Royster v. Culp, Inc.

WYNN, Judge.

On 23 October 1991, plaintiff-employee, Sterling Julius Royster, was injured by a passing car when he attempted to walk across a public highway that separated his place of employment from a parking lot which was owned and operated by defendant-employer, Culp, Inc.

Deputy Commissioner Jan N. Pittman issued an Opinion and Award concluding that plaintiff did not sustain an injury by accident arising out of and in the course of his employment with defendant. The Full Commission affirmed the Deputy Commissioner’s Opinion and Award on 10 May 1994. From this Order, plaintiff appeals.

Plaintiff contends that the Full Commission erred by holding that he did not sustain an injury by accident arising out of and in the course of his employment. We agree.

In order to be compensable under the Workers’ Compensation Act, an injury must arise out of and in the course of employment. N.C. Gen. Stat. § 97-2(6) (1991). The determination of whether an accident ' arises out of and in the course of employment is a mixed question of law and fact, and the finding of the Commission is conclusive if supported by competent evidence. Gallimore v. Marilyn’s Shoes, 292 N.C. 399, 233 S.E.2d 529 (1977).

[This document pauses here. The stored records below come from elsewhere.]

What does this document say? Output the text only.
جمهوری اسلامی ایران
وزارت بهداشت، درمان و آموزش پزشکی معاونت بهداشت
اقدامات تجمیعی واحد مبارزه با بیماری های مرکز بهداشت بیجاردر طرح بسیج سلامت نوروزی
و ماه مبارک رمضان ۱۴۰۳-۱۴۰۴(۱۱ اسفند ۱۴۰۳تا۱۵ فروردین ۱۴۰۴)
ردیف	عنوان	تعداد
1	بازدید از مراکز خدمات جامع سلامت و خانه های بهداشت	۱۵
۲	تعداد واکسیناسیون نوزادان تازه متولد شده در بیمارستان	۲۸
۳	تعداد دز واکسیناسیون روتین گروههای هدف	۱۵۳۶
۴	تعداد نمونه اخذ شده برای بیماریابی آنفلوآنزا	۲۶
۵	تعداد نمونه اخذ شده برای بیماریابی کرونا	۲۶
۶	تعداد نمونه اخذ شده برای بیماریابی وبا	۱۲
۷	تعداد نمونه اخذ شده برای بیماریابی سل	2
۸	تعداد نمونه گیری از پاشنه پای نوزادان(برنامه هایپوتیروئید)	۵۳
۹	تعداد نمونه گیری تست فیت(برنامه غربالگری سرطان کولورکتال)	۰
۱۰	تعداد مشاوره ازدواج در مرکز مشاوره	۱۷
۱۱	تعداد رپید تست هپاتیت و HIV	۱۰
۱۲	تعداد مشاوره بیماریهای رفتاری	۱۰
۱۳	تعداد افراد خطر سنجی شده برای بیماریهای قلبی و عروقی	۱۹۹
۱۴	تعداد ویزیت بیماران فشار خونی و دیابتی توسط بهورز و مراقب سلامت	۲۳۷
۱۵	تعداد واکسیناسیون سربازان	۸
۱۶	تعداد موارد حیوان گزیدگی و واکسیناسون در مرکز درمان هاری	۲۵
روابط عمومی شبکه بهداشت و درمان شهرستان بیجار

In Hunt v. State, 201 N.C. 707, 161 S.E. 203 (1931), our Supreme Court held that injuries sustained while an employee is traveling to his place of employment on the employer’s premises are covered by the Workers’ Compensation Act. “[T]he moment when [the employee] begins his work is not necessarily the moment he gets into the employment, because a reasonable margin must be allowed him to get to the place of work if he is on the premises of the employer or on some access to the premises which the employer has provided.” Id. at 710-11, 161 S.E. at 205. Parking lots which are owned and maintained by the employer, as was the parking lot in the subject case, are considered to be on the employer’s premises for purposes of workers’ compensation. Mauer v. Salem Co., 266 N.C. 381, 146 S.E.2d 432 (1966).

*600In Hardy v. Small, 246 N.C. 581, 99 S.E.2d 862 (1957), our Supreme Court extended the holding of Hunt to apply to non-employer owned property that an employee has to cross in order to get to the place of employment. In Hardy, our Supreme Court held that a farm employee’s death arose out of and in the course of his employment even though the accident occurred while crossing a public highway. The Court stated that:

It is noteworthy that the public highway was neither necessary nor used as a means of access to the barn, i.e., in the sense of travel along the highway. The fact that he has to cross the highway on his way to and from the barn constituted an additional hazard of his employment; for if the house and barn had not been separated by the public highway, means of access between the area of the house and the barn would have been equally available and safer.

Id. at 586, 99 S.E.2d at 867. Furthermore, “[m]ost courts . . . hold that an injury in a public street or other off-premises place between the plant and the parking lot is in the course of employment, being on a necessary route between the two portions of the premises.” 1 Larson, Workmen’s Compensation § 15.14(b).

Two previous cases cited by the appellee are distinguishable from the facts at hand. In Glassco v. Belk-Tyler Co., 69 N.C. App. 237, 316 S.E.2d 334 (1984), our Court found that an employee’s injury did not arise out of and in the course of employment because the accident occurred in a public parking lot rather than in an employer-owned lot. There, we stated: “Nothing in the present case indicates defendant owned or leased the parking area.” Id. at 239, 316 S.E.2d at 335-36. The lot in the subject case is owned and controlled by the employer. In Horn v. Sandhill Furniture Co., 245 N.C. 173, 95 S.E.2d 521 (1956), a case decided before the Hardy case, the Supreme Court found that an employee’s injury did not arise out of and in the course of his employment where the accident occurred while the employee crossed a public highway on the way to a place of his own choice for lunch. The Supreme Court stated: “At the exact time of his injury he was on a personal errand . . . .” Id. at 179, 95 S.E.2d at 525. In both Horn and Glassco, the Courts found that the employees were not exposed to a greater risk than the general public.

In the subject case, in order to reach defendant’s plant and begin his work day, plaintiff was required to cross the highway after parking in a lot owned and maintained by defendant. In fact, this was the *601only route from the parking lot to the plant. As in Hardy, the fact that plaintiff had to cross the public highway on his way to the plant from a parking lot owned and maintained by his employer constituted an additional hazard of his employment. We, therefore, find that the injury he suffered from the accident on the public highway was com-pensable under the Workers’ Compensation Act.

Reversed.

Judges EAGLES and MARTIN, Mark D. concur.